Rosenberg took a year off from the business side to develop a bible for what became Platinum's Macroverse. He opened Platinum in 1997, pitching properties like Cowboys & Aliens its first week in business. The company produced 35 episodes of Jeremiah, based on Hermann Huppen's graphic novels, and searched for characters to add to its library. That search lead to acquiring rights to the Hexagon Comics characters from Europe and Rob Liefeld's Awesome Comics characters. Platinum also represents Top Cow's characters in other media and is developing a line called Crisis Comics in conjunction with a real-life espionage expert, Col. John Alexander.

Platinum approaches publishing much the way it does the movie business, by looking at its properties' global potential. On the domestic front, the direct market is reliably steady, and trade paperbacks do well in bookstores and online. "What works for us are a lot of the limited editions that we'll sell to the collector market, and then selling the foreign rights for publishing. That actually can make comics profitable," he said.

Platinum's model does not require it to own every property it represents, only to have the rights to develop it in other media. Deals with creators are made on an individual basis, and there is no standard agreement, Rosenberg said.

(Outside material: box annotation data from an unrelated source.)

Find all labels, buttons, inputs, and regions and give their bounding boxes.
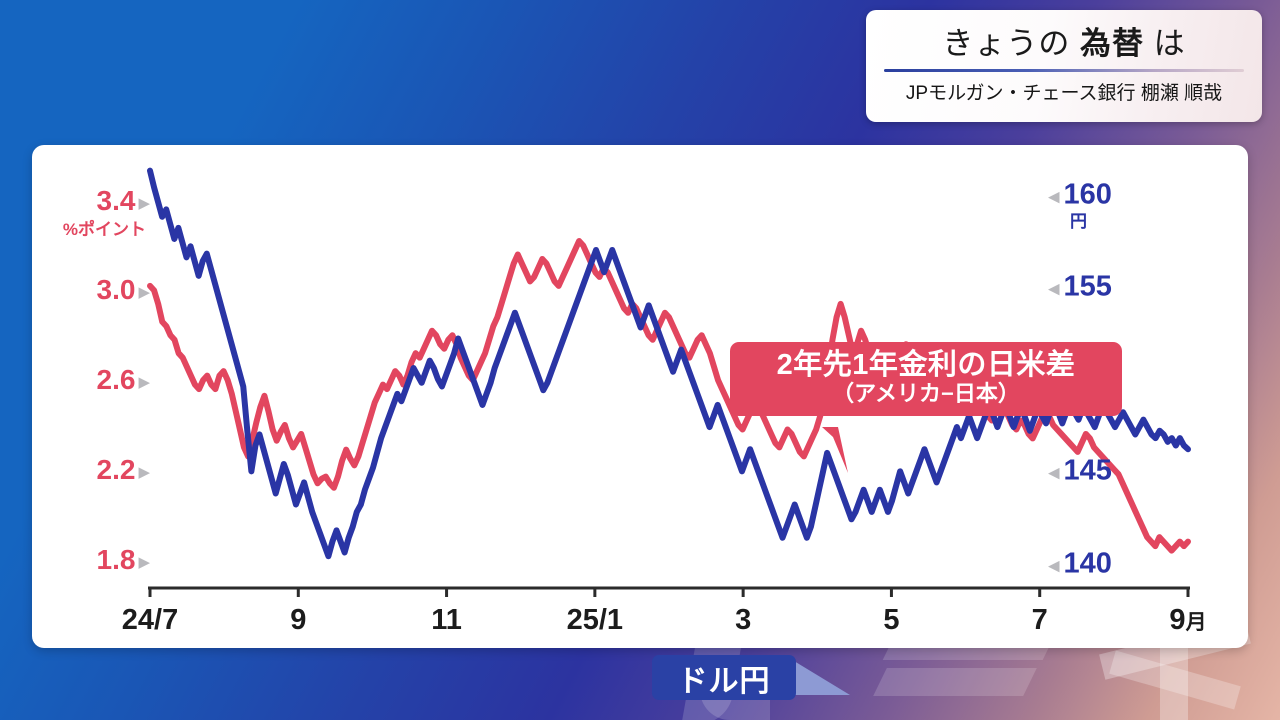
y-axis-left-tick-3.4: 3.4 ▶ [96, 184, 150, 216]
chart-panel: 3.4▶3.0▶2.6▶2.2▶1.8▶%ポイント ◀160◀155◀150◀1… [32, 145, 1248, 700]
x-axis-label-0: 24/7 [121, 604, 179, 636]
series-line-usdjpy [147, 167, 1191, 560]
x-axis-label-4: 3 [735, 604, 752, 636]
chart-svg [147, 167, 1191, 597]
program-title-prefix: きょうの [942, 26, 1080, 62]
program-title-suffix: は [1144, 26, 1186, 62]
chart-axis-group [148, 586, 1190, 597]
program-title: きょうの 為替 は [882, 25, 1246, 64]
y-axis-right-tick-140: ◀ 140 [1048, 547, 1112, 580]
callout-rate-differential: 2年先1年金利の日米差 （アメリカ−日本） [730, 342, 1122, 416]
callout-red-line2: （アメリカ−日本） [832, 381, 1020, 407]
y-axis-left: 3.4 ▶ 3.0 ▶ 2.6 ▶ 2.2 ▶ 1.8 ▶ %ポイント [32, 145, 150, 648]
x-axis: 24/7 9 11 25/1 3 5 7 9月 [32, 145, 1248, 648]
x-axis-label-7: 9月 [1169, 604, 1207, 636]
y-axis-left-tick-2.2: 2.2 ▶ [96, 453, 150, 485]
y-axis-right-tick-155: ◀ 155 [1048, 270, 1112, 303]
x-axis-label-2: 11 [431, 604, 462, 636]
y-axis-left-tick-3.0: 3.0 ▶ [96, 274, 150, 306]
y-axis-right-tick-160: ◀ 160 [1048, 178, 1112, 211]
callout-blue-pointer [794, 661, 850, 695]
y-axis-left-unit: %ポイント [62, 219, 146, 239]
y-axis-left-tick-1.8: 1.8 ▶ [96, 543, 150, 575]
program-title-keyword: 為替 [1080, 26, 1144, 62]
chart-plot-area [32, 145, 1248, 648]
x-axis-label-6: 7 [1031, 604, 1048, 636]
title-divider [884, 68, 1244, 72]
y-axis-right-tick-145: ◀ 145 [1048, 454, 1112, 487]
watermark-shape [1109, 650, 1241, 710]
callout-usdjpy: ドル円 [652, 655, 796, 700]
program-title-card: きょうの 為替 は JPモルガン・チェース銀行 棚瀬 順哉 [866, 10, 1262, 122]
x-axis-label-5: 5 [883, 604, 900, 636]
callout-red-line1: 2年先1年金利の日米差 [776, 349, 1076, 381]
watermark-shape [873, 668, 1037, 696]
callout-red-pointer [822, 427, 848, 473]
x-axis-label-3: 25/1 [566, 604, 624, 636]
x-axis-label-1: 9 [290, 604, 307, 636]
y-axis-left-tick-2.6: 2.6 ▶ [96, 364, 150, 396]
program-subtitle: JPモルガン・チェース銀行 棚瀬 順哉 [905, 82, 1223, 104]
y-axis-right-unit: 円 [1070, 211, 1087, 231]
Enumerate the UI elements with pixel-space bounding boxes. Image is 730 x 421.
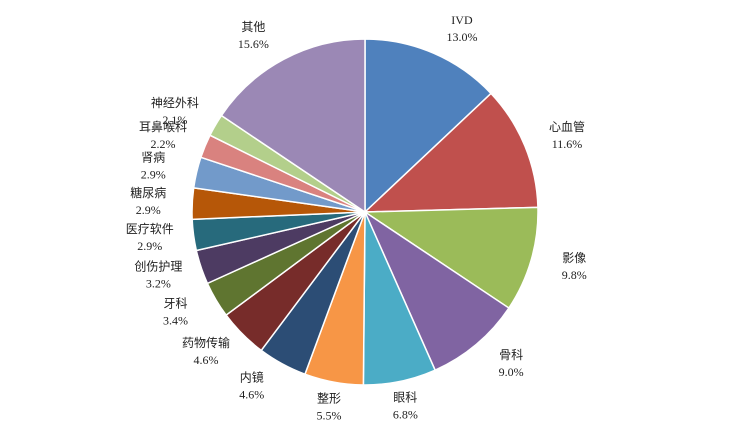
category-label: 糖尿病	[130, 185, 166, 200]
value-label: 2.9%	[137, 239, 162, 253]
value-label: 2.2%	[150, 137, 175, 151]
category-label: 骨科	[499, 348, 523, 362]
value-label: 15.6%	[238, 37, 269, 51]
category-label: 其他	[241, 20, 265, 34]
value-label: 5.5%	[316, 408, 341, 421]
value-label: 2.9%	[136, 203, 161, 217]
value-label: 3.4%	[163, 314, 188, 328]
value-label: 2.9%	[141, 167, 166, 181]
pie-slice	[363, 209, 510, 372]
value-label: 4.6%	[239, 387, 264, 401]
category-label: 药物传输	[182, 335, 230, 350]
category-label: 肾病	[141, 149, 165, 164]
value-label: 11.6%	[552, 137, 583, 151]
category-label: 眼科	[393, 391, 417, 405]
category-label: 影像	[562, 251, 586, 265]
value-label: 9.0%	[499, 365, 524, 379]
value-label: 9.8%	[562, 268, 587, 282]
category-label: 整形	[317, 390, 341, 405]
pie-slice	[364, 38, 493, 214]
category-label: 医疗软件	[126, 222, 174, 236]
pie-slice	[220, 38, 366, 214]
pie-slice	[362, 206, 539, 310]
pie-slice	[363, 92, 539, 213]
value-label: 6.8%	[393, 408, 418, 421]
value-label: 2.1%	[162, 113, 187, 127]
value-label: 4.6%	[193, 353, 218, 367]
category-label: 耳鼻喉科	[139, 119, 187, 134]
category-label: 牙科	[163, 297, 187, 311]
category-label: 心血管	[549, 119, 585, 134]
category-label: 创伤护理	[134, 259, 182, 273]
category-label: 内镜	[240, 369, 264, 384]
category-label: IVD	[451, 13, 473, 27]
value-label: 13.0%	[446, 30, 477, 44]
category-label: 神经外科	[151, 96, 199, 110]
value-label: 3.2%	[146, 276, 171, 290]
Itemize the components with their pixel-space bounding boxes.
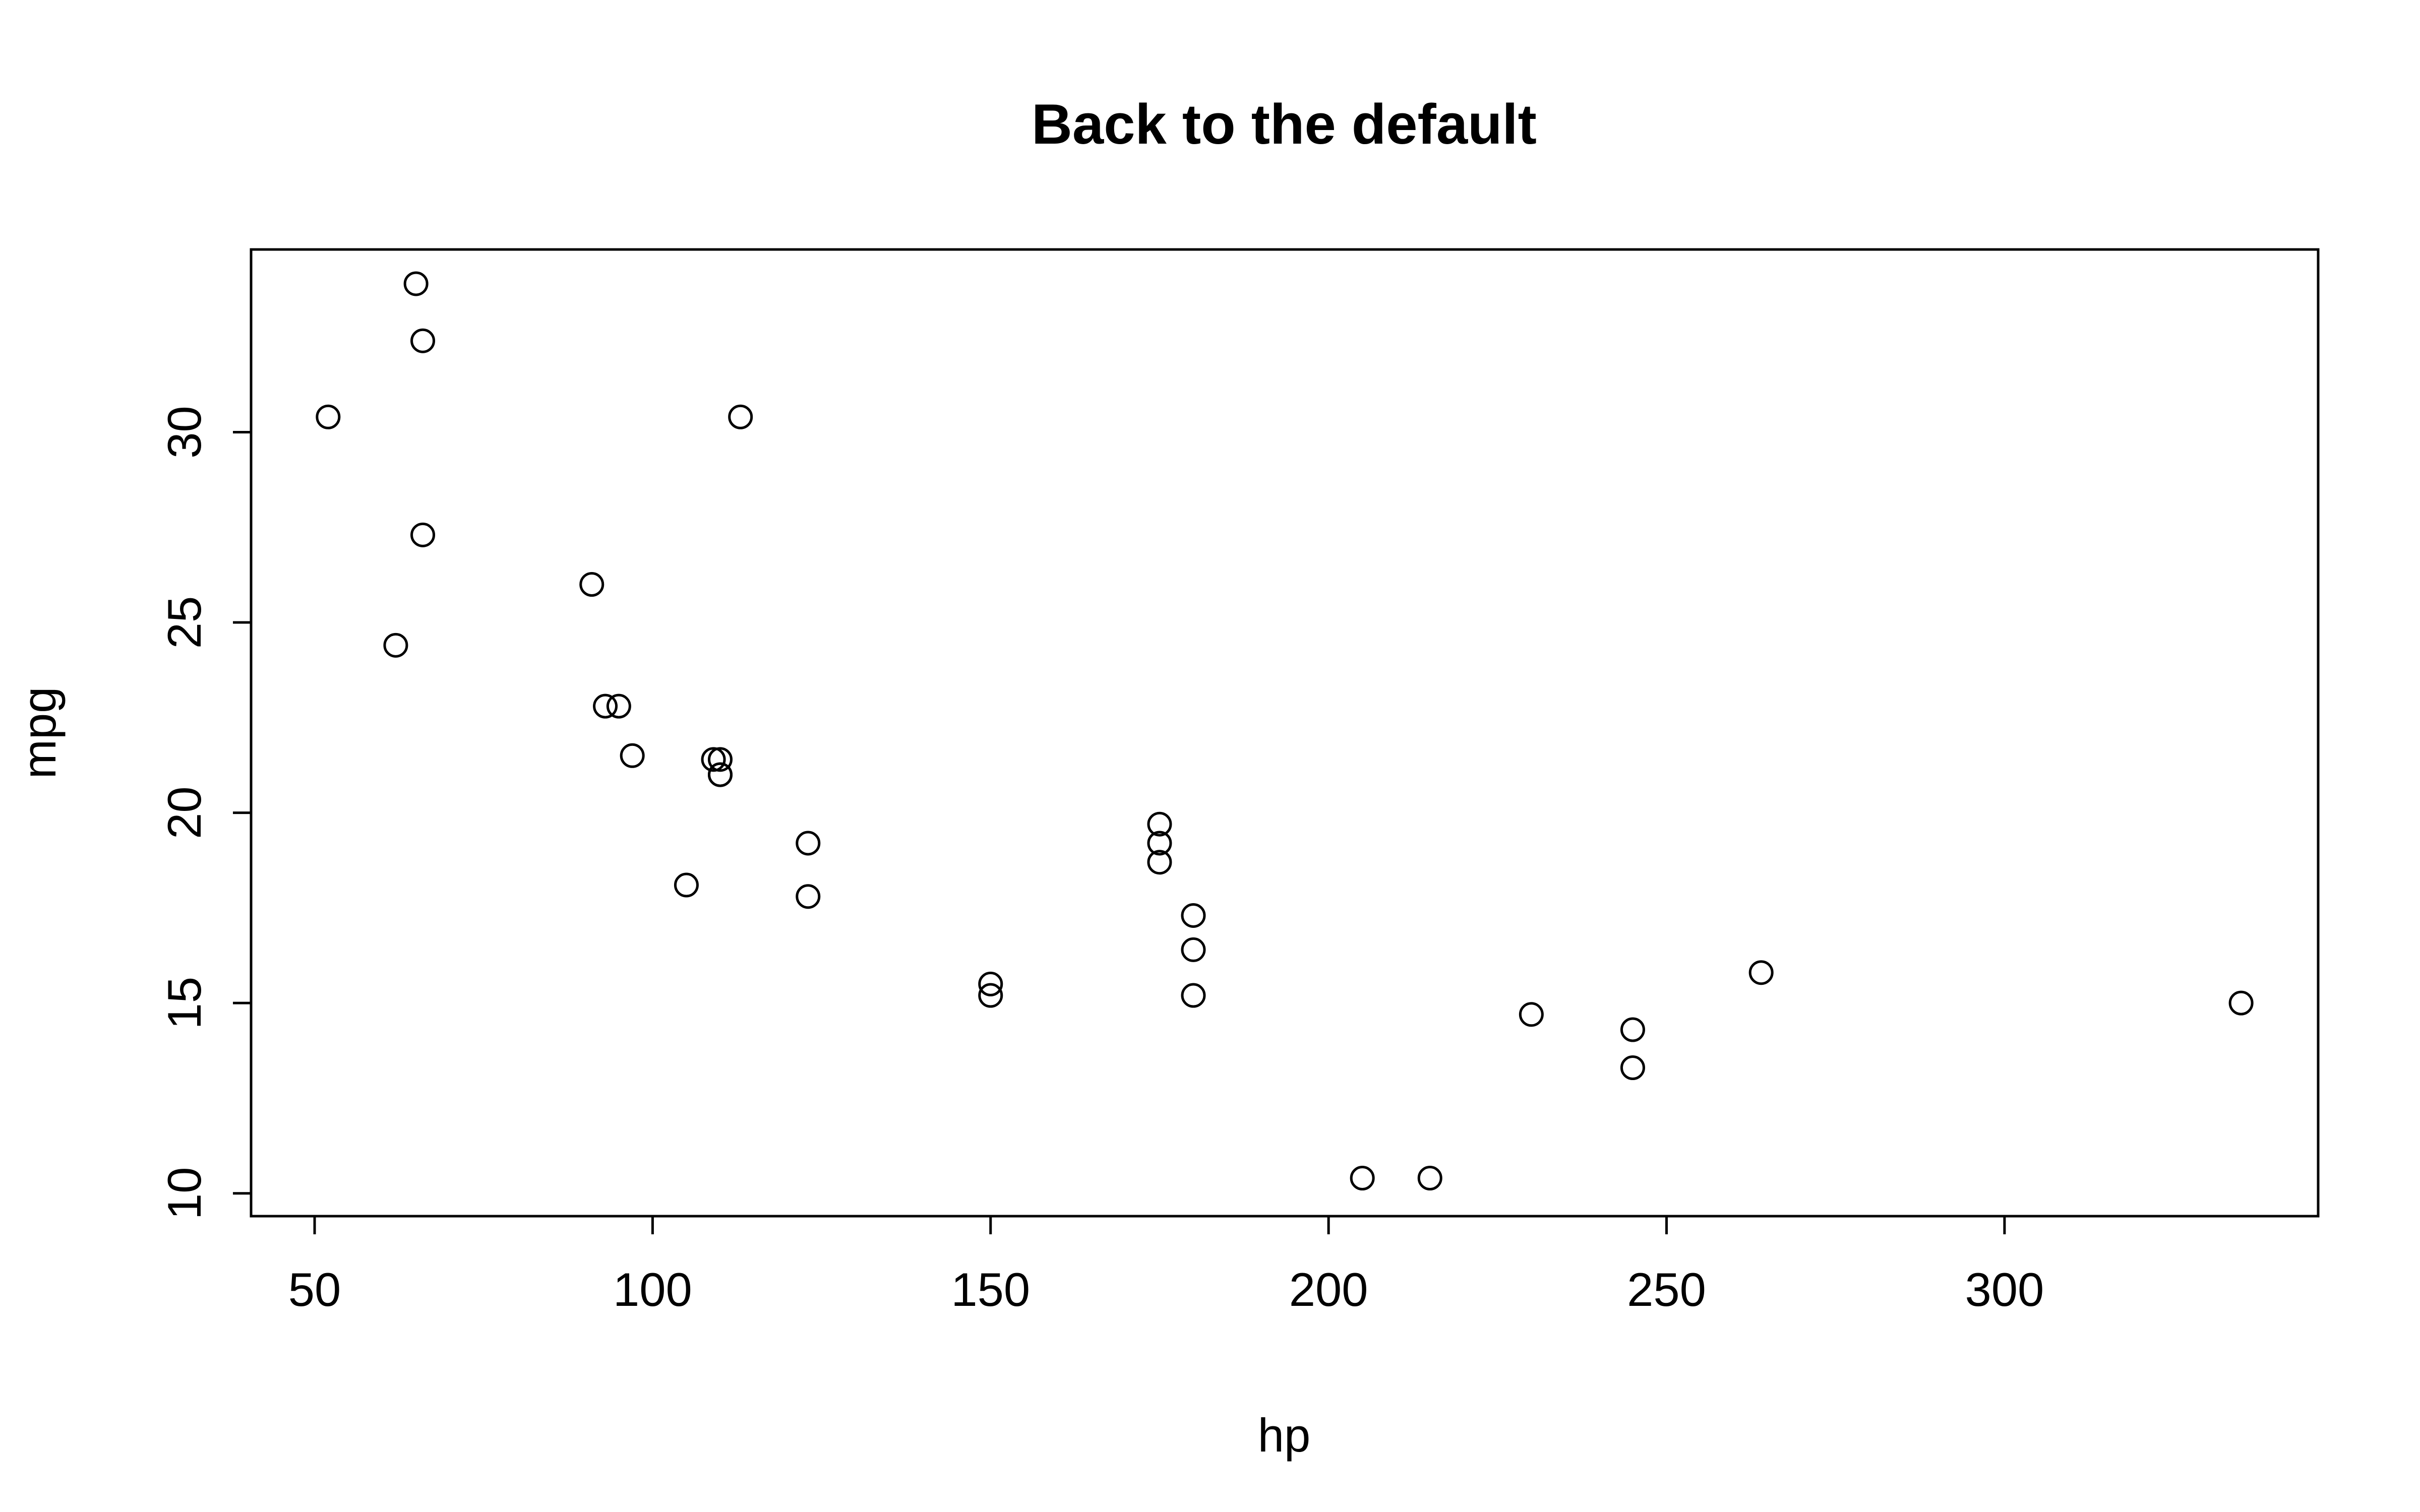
- y-tick-label: 25: [158, 596, 211, 649]
- data-point: [728, 404, 753, 429]
- data-point: [383, 633, 408, 658]
- data-point: [796, 831, 821, 856]
- data-point: [410, 522, 436, 547]
- y-axis: 10 15 20 25 30: [158, 406, 253, 1220]
- data-point: [1519, 1002, 1544, 1027]
- data-point: [1620, 1017, 1645, 1042]
- data-point: [593, 694, 618, 719]
- data-point: [796, 884, 821, 909]
- data-point: [579, 572, 604, 597]
- data-point: [1350, 1165, 1375, 1190]
- data-point: [620, 743, 645, 768]
- data-point: [2228, 990, 2254, 1016]
- data-point: [707, 762, 733, 787]
- data-point: [1748, 960, 1774, 985]
- data-point: [1181, 937, 1206, 962]
- data-point: [1417, 1165, 1442, 1190]
- chart-title: Back to the default: [1032, 93, 1537, 156]
- x-tick-label: 300: [1965, 1263, 2044, 1316]
- x-tick-label: 100: [613, 1263, 692, 1316]
- x-axis: 50 100 150 200 250 300: [288, 1215, 2044, 1316]
- plot-frame: [250, 248, 2320, 1218]
- data-point: [1620, 1055, 1645, 1081]
- data-point: [1181, 903, 1206, 928]
- y-tick-label: 30: [158, 406, 211, 459]
- y-tick-label: 10: [158, 1167, 211, 1220]
- x-tick-label: 250: [1627, 1263, 1706, 1316]
- data-point: [1147, 850, 1172, 875]
- data-point: [1147, 831, 1172, 856]
- y-tick-label: 15: [158, 977, 211, 1030]
- data-point: [978, 983, 1003, 1008]
- data-point: [403, 271, 429, 296]
- x-tick-label: 50: [288, 1263, 341, 1316]
- data-point: [978, 971, 1003, 996]
- data-points: [316, 271, 2254, 1190]
- data-point: [606, 694, 631, 719]
- data-point: [316, 404, 341, 429]
- data-point: [1181, 983, 1206, 1008]
- y-tick-label: 20: [158, 786, 211, 839]
- x-axis-label: hp: [1258, 1409, 1311, 1462]
- data-point: [707, 747, 733, 772]
- x-tick-label: 200: [1289, 1263, 1368, 1316]
- y-axis-label: mpg: [13, 687, 66, 779]
- data-point: [674, 872, 699, 898]
- data-point: [701, 747, 726, 772]
- x-tick-label: 150: [951, 1263, 1030, 1316]
- data-point: [1147, 811, 1172, 837]
- data-point: [410, 328, 436, 353]
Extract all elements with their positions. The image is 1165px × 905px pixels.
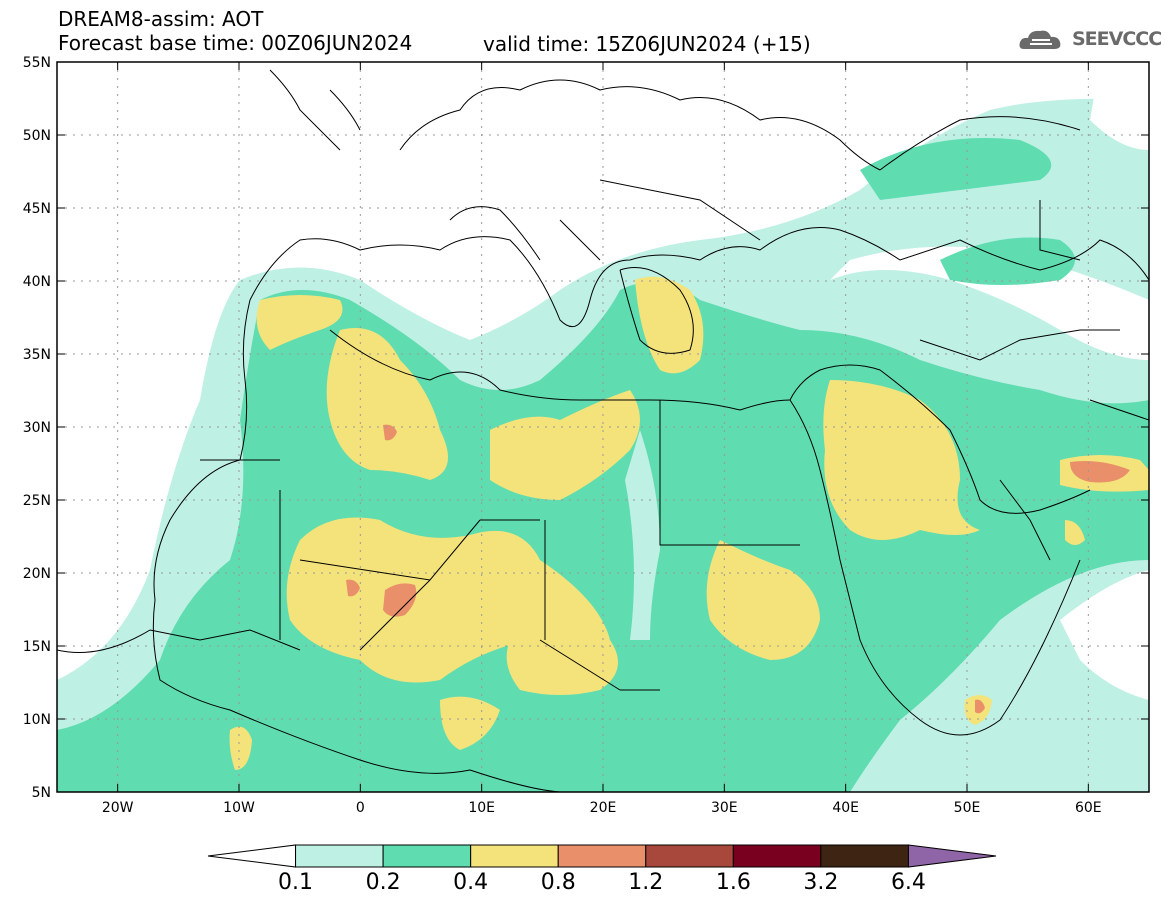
colorbar-level-label: 1.2	[628, 870, 663, 895]
lat-label: 35N	[23, 347, 51, 363]
colorbar-lower-triangle	[207, 844, 297, 868]
lon-label: 40E	[832, 800, 859, 816]
colorbar-level-label: 0.2	[366, 870, 401, 895]
colorbar: 0.1 0.2 0.4 0.8 1.2 1.6 3.2 6.4	[207, 844, 997, 895]
lon-label: 50E	[954, 800, 981, 816]
lat-label: 45N	[23, 201, 51, 217]
lat-label: 20N	[23, 566, 51, 582]
lon-label: 30E	[711, 800, 738, 816]
lon-label: 10W	[223, 800, 255, 816]
colorbar-level-label: 0.1	[278, 870, 313, 895]
lat-label: 10N	[23, 712, 51, 728]
colorbar-swatch	[820, 844, 909, 868]
colorbar-level-label: 0.8	[541, 870, 576, 895]
latitude-axis: 55N 50N 45N 40N 35N 30N 25N 20N 15N 10N 5N	[23, 55, 1149, 801]
forecast-base-time: Forecast base time: 00Z06JUN2024	[58, 31, 413, 55]
colorbar-swatch	[470, 844, 559, 868]
longitude-axis: 20W 10W 0 10E 20E 30E 40E 50E 60E	[102, 62, 1102, 816]
colorbar-swatch	[295, 844, 384, 868]
cloud-logo-icon	[1019, 30, 1061, 49]
graticule	[57, 62, 1149, 792]
lat-label: 55N	[23, 55, 51, 71]
lon-label: 60E	[1075, 800, 1102, 816]
colorbar-swatch	[382, 844, 472, 868]
colorbar-swatch	[645, 844, 734, 868]
valid-time: valid time: 15Z06JUN2024 (+15)	[483, 32, 811, 56]
colorbar-level-label: 1.6	[716, 870, 751, 895]
coastlines	[57, 69, 1149, 792]
lat-label: 30N	[23, 420, 51, 436]
lon-label: 0	[356, 800, 365, 816]
lat-label: 40N	[23, 274, 51, 290]
map-title: DREAM8-assim: AOT	[58, 7, 264, 31]
logo-text: SEEVCCC	[1072, 28, 1162, 50]
colorbar-swatch	[732, 844, 822, 868]
lon-label: 10E	[468, 800, 495, 816]
colorbar-swatch	[557, 844, 647, 868]
colorbar-level-label: 0.4	[453, 870, 488, 895]
colorbar-level-label: 6.4	[891, 870, 926, 895]
lon-label: 20E	[590, 800, 617, 816]
lat-label: 25N	[23, 493, 51, 509]
lat-label: 5N	[32, 785, 51, 801]
lat-label: 50N	[23, 128, 51, 144]
colorbar-level-label: 3.2	[803, 870, 838, 895]
lat-label: 15N	[23, 639, 51, 655]
lon-label: 20W	[102, 800, 134, 816]
colorbar-upper-triangle	[907, 844, 997, 868]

DrunkDuck.com and the annual Comic Book Challenge are proving fertile ground for finding new creators and properties. DrunkDuck registers 1.5 million users a month and hosts more than 3,000 Web comics, some of which run hundreds of completed pages that could easily be turned into graphic novels. Last year's challenge winner, Hero by Night, began as a Web comic that shot to the top of the rankings shortly after its debut on DrunkDuck and has since jumped to print with new material.

Rosenberg says having comics in print and online increases the audience instead of cannibalizing it. It also makes it easier to bring in new readers. "If you like it, you go there each day and read it, as opposed to trying to hunt it down at a newsstand or a comic store where, unless it's one of the big titles, you're going to have a hard time finding it," he said.

While comic book movies have dominated the box office in recent years, there still is plenty of opportunity as Hollywood looks beyond superheroes. "The market has finally realized that comic book does not equal superhero," Rosenberg said. "And now there's independent financing. That's going to allow comic books a lot more opportunity—and there already is a good amount."